Trespass is the act of entering a space without permission, manipulating boundaries by either breaking through, shifting or avoiding them. The Trespass Project explores the most powerful and empathetic of human interactions – touch – and the complex aesthetic responses it produces in designed structures surrounding interacting performers, dancers and participating audiences. A seemingly unpredictable, ever transforming, interactive and stimulating environment, Trespass gives us the opportunity of becoming more conscientiously aware of ones own body. Once these unlimited possibilities of spatial experience are acknowledged, architecture can re-condition us to become over-stimulated in a semi-predictable manner. This we believe, in turn, reinvigorates the physical and visual relationship between architecture and its inhabitants.

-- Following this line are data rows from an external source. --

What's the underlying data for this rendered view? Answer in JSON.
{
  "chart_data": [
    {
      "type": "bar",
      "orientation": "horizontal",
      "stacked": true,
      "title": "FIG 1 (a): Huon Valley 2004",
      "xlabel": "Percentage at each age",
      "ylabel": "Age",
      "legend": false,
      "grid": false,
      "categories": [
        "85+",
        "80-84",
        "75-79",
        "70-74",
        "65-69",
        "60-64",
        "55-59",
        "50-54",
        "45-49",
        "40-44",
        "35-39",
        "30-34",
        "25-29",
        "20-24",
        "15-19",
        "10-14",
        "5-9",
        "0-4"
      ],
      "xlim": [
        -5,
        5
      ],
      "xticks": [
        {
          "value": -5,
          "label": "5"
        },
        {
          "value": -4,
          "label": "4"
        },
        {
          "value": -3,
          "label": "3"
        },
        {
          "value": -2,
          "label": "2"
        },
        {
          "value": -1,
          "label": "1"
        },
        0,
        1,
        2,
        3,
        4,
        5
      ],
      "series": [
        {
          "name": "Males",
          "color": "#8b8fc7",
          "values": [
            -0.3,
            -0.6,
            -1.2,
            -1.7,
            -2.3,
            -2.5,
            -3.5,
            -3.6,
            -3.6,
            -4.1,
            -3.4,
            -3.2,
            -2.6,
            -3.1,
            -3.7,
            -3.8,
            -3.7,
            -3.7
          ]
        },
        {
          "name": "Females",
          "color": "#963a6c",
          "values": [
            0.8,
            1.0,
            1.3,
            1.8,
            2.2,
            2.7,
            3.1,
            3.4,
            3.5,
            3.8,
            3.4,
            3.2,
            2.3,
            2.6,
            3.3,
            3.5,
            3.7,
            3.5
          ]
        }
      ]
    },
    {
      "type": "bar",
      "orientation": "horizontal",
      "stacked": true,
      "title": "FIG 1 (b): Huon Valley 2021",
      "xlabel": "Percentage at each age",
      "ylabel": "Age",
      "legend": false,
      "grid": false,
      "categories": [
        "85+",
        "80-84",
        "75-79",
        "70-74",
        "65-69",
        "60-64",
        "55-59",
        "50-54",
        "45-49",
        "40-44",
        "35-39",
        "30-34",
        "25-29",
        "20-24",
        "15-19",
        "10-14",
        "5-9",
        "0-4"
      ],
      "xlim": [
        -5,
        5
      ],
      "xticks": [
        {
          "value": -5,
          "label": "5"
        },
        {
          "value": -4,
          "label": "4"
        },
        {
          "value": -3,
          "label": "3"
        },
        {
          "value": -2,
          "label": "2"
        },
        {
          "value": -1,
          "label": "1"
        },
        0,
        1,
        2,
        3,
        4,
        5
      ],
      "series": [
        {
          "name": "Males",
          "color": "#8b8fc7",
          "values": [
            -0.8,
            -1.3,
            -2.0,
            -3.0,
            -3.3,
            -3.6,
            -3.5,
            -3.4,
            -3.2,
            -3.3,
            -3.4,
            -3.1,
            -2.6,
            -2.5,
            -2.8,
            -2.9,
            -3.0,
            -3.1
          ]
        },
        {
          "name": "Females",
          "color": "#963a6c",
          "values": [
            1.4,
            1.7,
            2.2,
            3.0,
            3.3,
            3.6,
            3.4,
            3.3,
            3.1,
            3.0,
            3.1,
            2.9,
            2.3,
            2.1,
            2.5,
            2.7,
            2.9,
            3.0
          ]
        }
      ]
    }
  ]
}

In July 2015 Trespass – a collaboration between the Interactive Architecture Lab, Shobana Jeyasingh and the Department of Informatics and the Cultural Institute at King’s College London – presented a live performance between a robot and dancers choreographed by Shobana Jeyasingh (full credits below). Following this event the Bartlett team has developed a second robot prototype for public interaction. The image below shows the work installed at the Bartlett BPro Exhibition in September. A film is in development.
Residency dates: 29th June–3rd July 2015, Anatomy Museum, King’s College London.